MP: Il riferimento per noi è quello che prima ho definito “demopratica”. In questo modello, le leggi non sono più impartite dagli specialisti che stanno in alto, che assumono tutte le responsabilità ma contemporaneamente anche tutta la possibilità di decidere. In questo modello che proponiamo, gli attori principali sono le forme organizzate della società: associazioni di categoria, corporazioni, organizzazioni minime, medie… che si ritrovano per partecipare alle decisioni in quelli che abbiamo chiamato Forum. Non forum di individui o di specialisti della politica, ma di organizzazioni pratiche già esistenti che hanno nei territori una funzione precisa e che si reggono attraverso una loro organizzazione interna, un piccolo governo interno. Mettere un sistema arcipelago in moto vuol discutere non con una singola industria, ma con un sistema di industrie: tutti assumono un peso e possono stare in equilibrio per corrispondere ai bisogni comuni.

MCB: A Cittadellarte si è molto lavorato negli ultimi anni al tema dell’architettura sostenibile e della bioedilizia. Come si costruisce la città arcipelago?

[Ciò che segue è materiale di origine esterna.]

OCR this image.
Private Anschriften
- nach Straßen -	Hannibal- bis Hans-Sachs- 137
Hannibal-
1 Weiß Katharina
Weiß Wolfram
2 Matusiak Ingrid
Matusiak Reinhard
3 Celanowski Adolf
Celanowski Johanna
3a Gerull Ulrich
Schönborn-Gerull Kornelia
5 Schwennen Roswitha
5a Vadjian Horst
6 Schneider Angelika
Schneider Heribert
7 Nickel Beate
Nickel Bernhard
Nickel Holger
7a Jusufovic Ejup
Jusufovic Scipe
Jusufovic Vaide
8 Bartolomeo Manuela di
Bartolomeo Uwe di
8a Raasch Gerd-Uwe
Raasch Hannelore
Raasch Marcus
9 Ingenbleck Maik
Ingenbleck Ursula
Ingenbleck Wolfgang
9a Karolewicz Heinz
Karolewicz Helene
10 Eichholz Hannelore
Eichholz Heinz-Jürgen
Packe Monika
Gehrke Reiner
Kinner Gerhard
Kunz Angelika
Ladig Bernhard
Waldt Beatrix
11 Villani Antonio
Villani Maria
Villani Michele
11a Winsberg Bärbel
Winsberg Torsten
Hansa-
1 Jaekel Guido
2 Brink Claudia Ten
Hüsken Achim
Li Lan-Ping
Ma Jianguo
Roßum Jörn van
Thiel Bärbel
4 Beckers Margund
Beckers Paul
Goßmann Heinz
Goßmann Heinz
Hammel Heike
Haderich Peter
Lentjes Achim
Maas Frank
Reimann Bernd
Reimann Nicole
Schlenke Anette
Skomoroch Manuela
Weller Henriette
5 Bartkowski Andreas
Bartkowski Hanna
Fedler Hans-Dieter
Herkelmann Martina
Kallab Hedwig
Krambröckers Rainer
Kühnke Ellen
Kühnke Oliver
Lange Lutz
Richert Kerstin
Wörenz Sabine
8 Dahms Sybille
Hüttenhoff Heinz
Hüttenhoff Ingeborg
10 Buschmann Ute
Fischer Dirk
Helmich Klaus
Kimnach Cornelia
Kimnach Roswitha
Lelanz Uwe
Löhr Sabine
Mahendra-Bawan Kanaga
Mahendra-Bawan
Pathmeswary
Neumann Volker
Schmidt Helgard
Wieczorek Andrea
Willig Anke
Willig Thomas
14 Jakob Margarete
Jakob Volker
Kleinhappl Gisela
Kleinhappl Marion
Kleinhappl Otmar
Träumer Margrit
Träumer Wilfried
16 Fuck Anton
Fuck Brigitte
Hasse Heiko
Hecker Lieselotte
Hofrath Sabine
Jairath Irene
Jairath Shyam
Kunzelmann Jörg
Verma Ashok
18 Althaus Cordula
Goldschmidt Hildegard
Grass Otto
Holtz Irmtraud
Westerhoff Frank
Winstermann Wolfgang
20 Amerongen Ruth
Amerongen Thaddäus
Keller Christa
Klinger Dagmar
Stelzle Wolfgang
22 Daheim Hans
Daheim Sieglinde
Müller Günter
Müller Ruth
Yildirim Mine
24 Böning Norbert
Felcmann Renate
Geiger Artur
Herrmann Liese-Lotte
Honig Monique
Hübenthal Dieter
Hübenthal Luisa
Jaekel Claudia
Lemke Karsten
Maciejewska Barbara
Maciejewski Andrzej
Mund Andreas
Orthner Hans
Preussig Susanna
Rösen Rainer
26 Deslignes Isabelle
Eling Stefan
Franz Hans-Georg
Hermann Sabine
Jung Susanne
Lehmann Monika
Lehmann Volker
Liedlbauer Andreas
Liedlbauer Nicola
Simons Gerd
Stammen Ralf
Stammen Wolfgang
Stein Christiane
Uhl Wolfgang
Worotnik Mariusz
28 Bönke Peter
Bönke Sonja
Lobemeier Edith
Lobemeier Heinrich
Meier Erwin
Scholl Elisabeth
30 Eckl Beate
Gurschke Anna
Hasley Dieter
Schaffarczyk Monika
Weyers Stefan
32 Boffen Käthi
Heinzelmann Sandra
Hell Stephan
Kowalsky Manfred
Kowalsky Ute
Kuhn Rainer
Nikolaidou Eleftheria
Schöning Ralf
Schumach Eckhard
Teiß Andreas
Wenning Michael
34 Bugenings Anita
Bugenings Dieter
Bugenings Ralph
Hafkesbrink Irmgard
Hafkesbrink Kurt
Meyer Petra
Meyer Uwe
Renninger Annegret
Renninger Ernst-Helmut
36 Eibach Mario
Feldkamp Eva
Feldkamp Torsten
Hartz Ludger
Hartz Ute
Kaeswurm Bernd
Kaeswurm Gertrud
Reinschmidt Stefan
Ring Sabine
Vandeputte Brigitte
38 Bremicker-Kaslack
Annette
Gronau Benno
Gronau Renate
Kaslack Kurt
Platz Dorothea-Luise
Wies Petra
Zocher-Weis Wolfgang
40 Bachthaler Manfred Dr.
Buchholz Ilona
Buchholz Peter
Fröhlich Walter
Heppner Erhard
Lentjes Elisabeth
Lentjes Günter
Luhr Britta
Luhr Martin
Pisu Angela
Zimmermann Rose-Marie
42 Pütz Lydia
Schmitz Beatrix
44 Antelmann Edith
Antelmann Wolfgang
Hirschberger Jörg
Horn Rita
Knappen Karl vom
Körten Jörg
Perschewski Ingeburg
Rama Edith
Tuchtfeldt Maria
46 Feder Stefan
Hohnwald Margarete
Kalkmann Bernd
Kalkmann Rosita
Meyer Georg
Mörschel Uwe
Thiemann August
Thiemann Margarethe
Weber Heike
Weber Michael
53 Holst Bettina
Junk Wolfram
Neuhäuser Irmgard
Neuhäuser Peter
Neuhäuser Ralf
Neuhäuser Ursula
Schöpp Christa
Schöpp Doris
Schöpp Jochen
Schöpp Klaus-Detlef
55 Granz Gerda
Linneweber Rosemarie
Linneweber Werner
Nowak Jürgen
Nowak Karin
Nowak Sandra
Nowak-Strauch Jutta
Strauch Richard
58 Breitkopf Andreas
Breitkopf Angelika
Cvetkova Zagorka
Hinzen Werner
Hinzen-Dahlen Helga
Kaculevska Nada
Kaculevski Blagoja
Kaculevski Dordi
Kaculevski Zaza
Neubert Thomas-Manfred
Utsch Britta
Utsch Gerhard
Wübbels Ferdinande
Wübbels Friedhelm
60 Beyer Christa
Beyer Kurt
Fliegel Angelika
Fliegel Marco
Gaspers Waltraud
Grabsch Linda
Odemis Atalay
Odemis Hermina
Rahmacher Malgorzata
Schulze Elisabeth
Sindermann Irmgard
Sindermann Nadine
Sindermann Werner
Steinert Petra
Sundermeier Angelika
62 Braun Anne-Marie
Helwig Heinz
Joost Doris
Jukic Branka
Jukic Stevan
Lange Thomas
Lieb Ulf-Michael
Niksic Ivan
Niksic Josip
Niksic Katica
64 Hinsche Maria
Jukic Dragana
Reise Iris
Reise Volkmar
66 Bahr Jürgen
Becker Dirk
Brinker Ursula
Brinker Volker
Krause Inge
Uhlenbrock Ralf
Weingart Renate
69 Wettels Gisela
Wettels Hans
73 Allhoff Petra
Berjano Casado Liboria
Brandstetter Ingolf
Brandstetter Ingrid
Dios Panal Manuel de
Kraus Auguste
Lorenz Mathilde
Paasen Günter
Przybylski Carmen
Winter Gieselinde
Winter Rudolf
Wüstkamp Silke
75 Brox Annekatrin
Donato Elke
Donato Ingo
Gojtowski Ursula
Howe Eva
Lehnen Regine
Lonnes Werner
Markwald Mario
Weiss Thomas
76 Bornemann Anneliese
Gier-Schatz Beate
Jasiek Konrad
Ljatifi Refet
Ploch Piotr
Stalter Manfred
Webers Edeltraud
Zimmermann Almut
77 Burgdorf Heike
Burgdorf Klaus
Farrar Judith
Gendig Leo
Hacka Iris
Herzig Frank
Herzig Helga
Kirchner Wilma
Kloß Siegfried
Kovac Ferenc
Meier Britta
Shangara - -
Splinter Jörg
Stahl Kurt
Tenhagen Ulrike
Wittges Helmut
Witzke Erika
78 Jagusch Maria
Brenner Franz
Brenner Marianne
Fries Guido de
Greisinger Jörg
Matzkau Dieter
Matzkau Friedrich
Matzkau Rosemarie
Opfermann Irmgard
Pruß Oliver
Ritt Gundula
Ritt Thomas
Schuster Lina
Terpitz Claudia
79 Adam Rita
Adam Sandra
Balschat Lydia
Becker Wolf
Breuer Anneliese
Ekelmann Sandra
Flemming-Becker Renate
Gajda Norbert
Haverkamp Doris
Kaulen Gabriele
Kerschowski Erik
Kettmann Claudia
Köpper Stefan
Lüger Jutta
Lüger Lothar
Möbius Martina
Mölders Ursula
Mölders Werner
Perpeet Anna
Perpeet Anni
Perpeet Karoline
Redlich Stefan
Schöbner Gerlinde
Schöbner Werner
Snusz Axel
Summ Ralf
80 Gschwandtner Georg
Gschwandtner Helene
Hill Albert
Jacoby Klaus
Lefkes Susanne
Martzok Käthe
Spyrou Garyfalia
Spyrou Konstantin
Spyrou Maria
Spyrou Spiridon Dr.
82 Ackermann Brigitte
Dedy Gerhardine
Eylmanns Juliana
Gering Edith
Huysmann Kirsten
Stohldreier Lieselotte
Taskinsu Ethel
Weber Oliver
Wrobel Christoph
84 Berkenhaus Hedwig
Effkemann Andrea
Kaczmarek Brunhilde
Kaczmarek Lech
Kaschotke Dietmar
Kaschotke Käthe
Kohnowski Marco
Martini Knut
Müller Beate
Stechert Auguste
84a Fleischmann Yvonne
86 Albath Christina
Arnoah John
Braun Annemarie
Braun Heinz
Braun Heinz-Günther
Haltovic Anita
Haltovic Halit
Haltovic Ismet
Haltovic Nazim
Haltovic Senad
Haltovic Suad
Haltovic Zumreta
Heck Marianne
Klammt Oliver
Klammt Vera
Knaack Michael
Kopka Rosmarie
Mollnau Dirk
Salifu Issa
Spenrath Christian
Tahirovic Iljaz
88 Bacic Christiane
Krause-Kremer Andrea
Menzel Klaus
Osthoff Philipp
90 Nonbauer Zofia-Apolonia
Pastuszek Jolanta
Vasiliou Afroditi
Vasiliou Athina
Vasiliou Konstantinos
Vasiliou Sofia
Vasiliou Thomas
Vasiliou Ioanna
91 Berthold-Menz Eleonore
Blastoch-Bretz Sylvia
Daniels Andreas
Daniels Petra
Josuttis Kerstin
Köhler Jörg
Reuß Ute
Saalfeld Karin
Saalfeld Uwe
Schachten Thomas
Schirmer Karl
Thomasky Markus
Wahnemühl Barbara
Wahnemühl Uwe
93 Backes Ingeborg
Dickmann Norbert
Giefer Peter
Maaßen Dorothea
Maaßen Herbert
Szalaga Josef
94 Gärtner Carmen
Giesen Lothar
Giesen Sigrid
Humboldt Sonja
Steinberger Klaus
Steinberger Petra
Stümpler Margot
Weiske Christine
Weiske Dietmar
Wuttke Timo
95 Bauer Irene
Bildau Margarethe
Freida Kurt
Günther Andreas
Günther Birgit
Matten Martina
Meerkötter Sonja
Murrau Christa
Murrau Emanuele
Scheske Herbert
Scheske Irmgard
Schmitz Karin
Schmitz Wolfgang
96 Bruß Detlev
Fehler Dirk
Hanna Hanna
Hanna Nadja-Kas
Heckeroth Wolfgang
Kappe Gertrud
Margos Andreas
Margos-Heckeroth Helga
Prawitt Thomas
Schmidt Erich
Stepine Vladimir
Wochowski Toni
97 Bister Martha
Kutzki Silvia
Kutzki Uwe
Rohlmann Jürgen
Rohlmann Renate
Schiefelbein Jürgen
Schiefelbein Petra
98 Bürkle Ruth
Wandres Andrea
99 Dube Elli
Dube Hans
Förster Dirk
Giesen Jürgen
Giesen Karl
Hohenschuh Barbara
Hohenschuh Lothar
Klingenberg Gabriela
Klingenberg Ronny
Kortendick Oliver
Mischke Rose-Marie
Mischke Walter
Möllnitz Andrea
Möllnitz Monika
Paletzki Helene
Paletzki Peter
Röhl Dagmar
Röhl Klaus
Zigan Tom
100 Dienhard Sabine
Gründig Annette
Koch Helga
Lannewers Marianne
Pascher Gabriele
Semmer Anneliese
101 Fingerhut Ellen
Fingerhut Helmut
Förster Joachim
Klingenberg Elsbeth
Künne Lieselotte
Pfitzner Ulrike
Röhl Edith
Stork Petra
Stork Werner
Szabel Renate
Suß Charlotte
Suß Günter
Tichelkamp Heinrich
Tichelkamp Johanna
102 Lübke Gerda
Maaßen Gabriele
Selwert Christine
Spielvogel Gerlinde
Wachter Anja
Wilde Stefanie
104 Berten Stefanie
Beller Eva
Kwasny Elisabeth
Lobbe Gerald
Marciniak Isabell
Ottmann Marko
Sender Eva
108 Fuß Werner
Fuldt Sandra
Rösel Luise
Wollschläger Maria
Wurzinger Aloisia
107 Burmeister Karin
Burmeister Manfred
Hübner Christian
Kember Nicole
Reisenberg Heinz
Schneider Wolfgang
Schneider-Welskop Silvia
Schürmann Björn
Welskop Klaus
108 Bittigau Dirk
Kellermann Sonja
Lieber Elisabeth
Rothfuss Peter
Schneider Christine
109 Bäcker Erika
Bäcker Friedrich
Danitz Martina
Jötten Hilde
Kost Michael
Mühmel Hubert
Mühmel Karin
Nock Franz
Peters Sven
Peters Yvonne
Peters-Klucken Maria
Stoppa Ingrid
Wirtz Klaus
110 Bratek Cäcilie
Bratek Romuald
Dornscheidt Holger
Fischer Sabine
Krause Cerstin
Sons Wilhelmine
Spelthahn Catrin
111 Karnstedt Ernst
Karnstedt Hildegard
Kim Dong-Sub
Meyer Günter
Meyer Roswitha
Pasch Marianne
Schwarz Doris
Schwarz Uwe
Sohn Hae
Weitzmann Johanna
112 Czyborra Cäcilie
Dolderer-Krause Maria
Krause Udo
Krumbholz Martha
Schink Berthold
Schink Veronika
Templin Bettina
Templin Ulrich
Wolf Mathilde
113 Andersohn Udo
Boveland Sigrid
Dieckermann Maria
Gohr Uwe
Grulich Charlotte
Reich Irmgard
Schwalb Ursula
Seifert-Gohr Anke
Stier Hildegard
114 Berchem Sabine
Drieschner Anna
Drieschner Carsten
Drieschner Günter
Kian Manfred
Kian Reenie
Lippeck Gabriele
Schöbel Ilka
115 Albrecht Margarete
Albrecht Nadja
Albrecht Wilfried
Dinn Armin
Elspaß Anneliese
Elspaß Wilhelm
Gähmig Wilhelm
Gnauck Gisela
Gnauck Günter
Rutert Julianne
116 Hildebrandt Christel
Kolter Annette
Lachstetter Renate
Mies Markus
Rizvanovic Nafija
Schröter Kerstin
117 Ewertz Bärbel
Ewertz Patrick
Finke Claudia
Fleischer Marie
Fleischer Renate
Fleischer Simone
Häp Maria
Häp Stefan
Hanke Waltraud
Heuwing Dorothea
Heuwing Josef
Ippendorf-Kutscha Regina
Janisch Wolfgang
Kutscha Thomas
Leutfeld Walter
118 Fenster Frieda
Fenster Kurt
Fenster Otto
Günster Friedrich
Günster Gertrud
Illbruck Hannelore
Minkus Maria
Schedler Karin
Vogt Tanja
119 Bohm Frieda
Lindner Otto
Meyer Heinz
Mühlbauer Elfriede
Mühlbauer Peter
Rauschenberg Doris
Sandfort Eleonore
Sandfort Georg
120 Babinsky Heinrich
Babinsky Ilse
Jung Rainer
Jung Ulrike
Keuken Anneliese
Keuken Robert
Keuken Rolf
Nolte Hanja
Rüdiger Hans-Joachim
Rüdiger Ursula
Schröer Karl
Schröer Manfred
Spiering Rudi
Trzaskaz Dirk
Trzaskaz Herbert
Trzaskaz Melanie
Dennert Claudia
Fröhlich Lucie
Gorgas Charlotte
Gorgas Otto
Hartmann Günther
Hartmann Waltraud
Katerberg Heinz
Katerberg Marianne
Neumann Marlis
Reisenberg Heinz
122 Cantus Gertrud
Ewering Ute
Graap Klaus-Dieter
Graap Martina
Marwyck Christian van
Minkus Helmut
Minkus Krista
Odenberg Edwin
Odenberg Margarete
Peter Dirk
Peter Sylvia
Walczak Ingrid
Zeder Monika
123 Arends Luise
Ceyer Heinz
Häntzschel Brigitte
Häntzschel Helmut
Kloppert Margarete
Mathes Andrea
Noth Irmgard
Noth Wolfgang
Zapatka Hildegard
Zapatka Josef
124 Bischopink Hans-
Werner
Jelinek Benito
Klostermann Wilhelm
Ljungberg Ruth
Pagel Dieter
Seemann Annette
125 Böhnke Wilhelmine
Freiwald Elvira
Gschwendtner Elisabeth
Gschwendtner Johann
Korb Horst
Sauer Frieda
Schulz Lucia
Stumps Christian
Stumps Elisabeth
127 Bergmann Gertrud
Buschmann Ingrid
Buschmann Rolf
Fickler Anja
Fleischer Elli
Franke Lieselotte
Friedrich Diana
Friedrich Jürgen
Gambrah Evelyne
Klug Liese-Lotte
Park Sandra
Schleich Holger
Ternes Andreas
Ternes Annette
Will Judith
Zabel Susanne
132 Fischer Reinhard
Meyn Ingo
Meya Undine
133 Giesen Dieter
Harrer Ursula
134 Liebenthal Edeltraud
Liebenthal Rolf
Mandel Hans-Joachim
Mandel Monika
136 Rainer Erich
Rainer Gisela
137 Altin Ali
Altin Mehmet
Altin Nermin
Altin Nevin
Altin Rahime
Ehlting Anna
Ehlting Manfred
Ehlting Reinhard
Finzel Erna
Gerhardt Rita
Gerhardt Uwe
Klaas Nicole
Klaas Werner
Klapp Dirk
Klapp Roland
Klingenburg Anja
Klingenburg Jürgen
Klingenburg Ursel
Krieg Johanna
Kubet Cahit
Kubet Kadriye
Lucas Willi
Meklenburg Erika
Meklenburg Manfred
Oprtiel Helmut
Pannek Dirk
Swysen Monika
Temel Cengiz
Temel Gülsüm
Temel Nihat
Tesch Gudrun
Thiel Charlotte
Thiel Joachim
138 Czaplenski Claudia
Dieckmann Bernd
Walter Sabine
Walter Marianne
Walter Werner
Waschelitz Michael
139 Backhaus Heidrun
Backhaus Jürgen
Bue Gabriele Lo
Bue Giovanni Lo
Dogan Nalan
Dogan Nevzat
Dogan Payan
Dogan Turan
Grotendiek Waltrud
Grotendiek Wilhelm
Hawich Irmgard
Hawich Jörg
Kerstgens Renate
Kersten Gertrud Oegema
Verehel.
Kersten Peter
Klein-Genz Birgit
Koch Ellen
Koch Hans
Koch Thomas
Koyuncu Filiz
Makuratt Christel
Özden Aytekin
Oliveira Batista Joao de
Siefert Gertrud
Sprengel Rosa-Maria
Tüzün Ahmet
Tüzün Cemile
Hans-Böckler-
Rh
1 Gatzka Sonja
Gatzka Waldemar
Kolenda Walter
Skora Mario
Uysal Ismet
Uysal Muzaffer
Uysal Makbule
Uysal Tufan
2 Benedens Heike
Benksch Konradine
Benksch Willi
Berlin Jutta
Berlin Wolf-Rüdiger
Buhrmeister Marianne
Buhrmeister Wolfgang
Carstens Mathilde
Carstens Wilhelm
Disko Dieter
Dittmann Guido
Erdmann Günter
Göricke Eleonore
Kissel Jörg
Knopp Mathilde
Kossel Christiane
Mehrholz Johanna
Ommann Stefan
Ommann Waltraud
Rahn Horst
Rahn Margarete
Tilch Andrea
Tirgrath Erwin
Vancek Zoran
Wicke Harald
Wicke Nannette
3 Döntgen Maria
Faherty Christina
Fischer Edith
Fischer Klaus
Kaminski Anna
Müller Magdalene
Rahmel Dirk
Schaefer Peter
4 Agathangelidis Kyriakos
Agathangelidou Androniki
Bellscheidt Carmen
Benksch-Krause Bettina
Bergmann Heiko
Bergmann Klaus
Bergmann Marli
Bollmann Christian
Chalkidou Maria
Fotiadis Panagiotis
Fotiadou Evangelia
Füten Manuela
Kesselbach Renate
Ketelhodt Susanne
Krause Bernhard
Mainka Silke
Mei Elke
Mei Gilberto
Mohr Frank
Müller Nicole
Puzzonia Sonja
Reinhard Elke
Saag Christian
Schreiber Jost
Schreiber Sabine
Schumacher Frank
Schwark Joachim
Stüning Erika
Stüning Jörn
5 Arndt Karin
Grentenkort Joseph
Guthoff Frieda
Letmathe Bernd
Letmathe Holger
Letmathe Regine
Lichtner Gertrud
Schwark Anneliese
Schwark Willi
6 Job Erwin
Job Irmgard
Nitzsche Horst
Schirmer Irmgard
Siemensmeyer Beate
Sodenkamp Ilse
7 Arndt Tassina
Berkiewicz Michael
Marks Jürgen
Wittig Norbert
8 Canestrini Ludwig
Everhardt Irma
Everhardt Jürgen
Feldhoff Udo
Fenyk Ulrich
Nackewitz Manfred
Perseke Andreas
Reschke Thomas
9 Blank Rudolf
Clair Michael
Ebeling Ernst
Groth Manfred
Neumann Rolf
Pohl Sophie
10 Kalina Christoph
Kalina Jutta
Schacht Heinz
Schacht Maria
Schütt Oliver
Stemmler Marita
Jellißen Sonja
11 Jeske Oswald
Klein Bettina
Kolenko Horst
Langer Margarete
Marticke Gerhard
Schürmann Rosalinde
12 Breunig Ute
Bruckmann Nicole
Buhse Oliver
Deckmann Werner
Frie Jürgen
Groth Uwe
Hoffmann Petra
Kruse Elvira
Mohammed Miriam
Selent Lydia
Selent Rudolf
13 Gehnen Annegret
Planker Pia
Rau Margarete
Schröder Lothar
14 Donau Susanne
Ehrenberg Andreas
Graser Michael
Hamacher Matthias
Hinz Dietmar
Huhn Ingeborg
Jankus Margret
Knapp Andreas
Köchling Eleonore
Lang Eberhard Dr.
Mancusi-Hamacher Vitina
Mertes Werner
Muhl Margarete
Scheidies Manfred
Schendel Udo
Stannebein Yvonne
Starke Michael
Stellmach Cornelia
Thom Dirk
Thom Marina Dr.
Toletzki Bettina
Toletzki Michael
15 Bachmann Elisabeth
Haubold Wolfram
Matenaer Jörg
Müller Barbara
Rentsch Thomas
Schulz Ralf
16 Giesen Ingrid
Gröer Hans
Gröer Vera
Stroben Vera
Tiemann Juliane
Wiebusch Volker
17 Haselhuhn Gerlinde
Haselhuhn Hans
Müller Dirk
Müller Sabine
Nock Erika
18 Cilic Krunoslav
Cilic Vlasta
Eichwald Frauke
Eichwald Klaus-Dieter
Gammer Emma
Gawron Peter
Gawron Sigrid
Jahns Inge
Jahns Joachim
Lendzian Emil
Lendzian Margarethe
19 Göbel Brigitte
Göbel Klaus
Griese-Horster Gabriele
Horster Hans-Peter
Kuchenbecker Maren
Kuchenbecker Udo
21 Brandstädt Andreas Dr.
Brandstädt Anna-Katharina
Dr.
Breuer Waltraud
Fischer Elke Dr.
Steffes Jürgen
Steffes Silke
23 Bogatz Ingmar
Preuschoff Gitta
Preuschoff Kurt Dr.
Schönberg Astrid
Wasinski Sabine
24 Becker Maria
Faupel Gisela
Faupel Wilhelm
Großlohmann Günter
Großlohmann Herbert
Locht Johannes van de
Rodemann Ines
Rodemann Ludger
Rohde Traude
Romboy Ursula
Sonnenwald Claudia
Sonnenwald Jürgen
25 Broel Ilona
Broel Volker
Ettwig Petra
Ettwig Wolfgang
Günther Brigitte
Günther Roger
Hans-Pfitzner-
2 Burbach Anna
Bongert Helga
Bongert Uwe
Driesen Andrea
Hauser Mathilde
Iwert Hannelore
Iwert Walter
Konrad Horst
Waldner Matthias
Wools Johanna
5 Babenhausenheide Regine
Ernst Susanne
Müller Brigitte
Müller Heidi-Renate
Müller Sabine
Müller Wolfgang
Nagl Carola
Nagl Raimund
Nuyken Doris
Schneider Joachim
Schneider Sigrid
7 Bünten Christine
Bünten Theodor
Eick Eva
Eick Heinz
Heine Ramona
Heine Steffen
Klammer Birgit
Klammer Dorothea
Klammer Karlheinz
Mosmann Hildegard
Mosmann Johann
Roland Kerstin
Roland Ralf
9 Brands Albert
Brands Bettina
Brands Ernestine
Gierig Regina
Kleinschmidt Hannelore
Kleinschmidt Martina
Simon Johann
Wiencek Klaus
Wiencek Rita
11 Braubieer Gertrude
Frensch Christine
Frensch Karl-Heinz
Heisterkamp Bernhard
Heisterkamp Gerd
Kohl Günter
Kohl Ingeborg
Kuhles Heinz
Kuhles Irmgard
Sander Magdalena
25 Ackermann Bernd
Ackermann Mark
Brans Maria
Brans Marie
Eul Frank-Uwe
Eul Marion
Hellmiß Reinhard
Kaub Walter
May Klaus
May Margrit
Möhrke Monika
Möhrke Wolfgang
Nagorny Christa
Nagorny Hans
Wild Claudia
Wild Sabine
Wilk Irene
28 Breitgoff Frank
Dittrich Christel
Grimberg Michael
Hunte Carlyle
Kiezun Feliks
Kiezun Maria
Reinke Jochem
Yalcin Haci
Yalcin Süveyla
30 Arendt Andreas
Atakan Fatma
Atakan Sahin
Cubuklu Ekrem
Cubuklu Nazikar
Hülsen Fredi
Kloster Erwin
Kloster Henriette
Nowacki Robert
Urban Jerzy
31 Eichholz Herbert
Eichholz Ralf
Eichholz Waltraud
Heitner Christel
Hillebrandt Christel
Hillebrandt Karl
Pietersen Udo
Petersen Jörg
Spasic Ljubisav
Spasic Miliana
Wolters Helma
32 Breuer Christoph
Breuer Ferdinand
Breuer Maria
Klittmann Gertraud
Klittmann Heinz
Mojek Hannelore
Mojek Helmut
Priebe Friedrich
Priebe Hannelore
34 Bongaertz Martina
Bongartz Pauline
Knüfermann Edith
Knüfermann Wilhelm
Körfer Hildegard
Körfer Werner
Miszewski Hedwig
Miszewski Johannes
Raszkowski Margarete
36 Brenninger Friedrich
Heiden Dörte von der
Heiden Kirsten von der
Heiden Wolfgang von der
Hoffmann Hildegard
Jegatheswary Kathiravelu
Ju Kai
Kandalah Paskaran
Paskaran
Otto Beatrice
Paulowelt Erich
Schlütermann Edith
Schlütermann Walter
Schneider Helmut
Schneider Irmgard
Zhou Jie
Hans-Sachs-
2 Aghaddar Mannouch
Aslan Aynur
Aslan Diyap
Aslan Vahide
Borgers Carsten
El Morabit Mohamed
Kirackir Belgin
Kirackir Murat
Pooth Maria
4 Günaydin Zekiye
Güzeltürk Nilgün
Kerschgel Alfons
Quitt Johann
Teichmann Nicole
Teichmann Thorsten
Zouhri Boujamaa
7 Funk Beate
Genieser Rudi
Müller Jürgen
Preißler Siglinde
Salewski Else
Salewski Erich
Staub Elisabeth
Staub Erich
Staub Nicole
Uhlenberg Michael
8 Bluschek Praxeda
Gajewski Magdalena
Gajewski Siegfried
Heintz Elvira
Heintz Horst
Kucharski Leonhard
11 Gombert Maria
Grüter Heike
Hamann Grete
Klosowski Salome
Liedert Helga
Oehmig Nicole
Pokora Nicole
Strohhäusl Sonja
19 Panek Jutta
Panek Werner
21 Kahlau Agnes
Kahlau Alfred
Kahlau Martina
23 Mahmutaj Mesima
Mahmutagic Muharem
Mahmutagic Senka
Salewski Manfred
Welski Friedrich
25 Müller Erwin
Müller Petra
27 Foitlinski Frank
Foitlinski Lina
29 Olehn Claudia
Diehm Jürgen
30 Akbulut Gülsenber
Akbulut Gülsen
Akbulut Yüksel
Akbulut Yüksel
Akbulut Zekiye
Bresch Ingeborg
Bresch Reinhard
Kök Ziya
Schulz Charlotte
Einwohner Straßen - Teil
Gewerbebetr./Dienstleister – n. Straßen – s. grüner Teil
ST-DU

MP: In questo momento non possiamo pensare più molto alla costruzione singola ma dobbiamo pensare all’urbanistica. Oggi, prima di tutto, bisogna risolvere il problema urbanistico, e solo dopo si può pensare a come costruire. Abbiamo già capito che si può costruire con materiali naturali eccezionali come la paglia di riso, come si può fare qui nel Biellese, ma un territorio diventa sostenibile per merito di un’urbanistica sostenibile.

MCB: Quando si parte?

MP: Noi siamo già partiti. Ne stiamo parlando da tempo e ci stiamo lavorando. La fortuna di aver avuto il riconoscimento da parte dell’UNESCO come città creativa ci impegna a realizzarlo. Se non lo riusciamo ad attivarlo qui a Biella vuol dire che tutto quello che abbiamo realizzato come Cittadellarte non servirebbe un granché.

MCB: Proviamo a costruire una lezione, insomma. Negli anni ‘70 si diceva di “Imparare da Las Vegas”, studiando il modo in cui il turbocapitalismo e il commercio generavano una città disordinata fatta di insegne luminose e architetture postmoderne e immaginando una nuova architettura e una nuova città figlia di quel modello. Potremmo dire oggi invece di “imparare da Biella”?

MP: La lezione di Biella, sì, che si costruisce però un pezzo per volta mettendo soprattutto
insieme quello che già funziona e dimostrando che la città arcipelago è un modello sostenibile. Per farlo serve l’accordo delle istituzioni, ma anche delle organizzazioni private, perché assumendo una responsabilità di condivisione e decisione comune, diventano in qualche modo pubbliche, eliminando la netta separazione tra pubblico e privato. La città arcipelago si costruisce trovando un nuovo equilibrio non solo tra gli spazi, tra la natura e la città, tra il verde e il grigio, ma soprattutto tra gli attori, tra il pubblico e il privato, affrontando uno di problemi più importanti del secolo scorso. Un equilibrio che è una continua ricerca creativa, ovvero tipica dell’attività di creazione propria dell’Arte.

MCB: Torna il confine, la differenza e l’equilibrio tra mare e isole come nodo su cui bisogna lavorare sempre?

MP: Assolutamente. L’equilibrio sta nel come ci dividiamo e nel come ci riuniamo. Continuamente.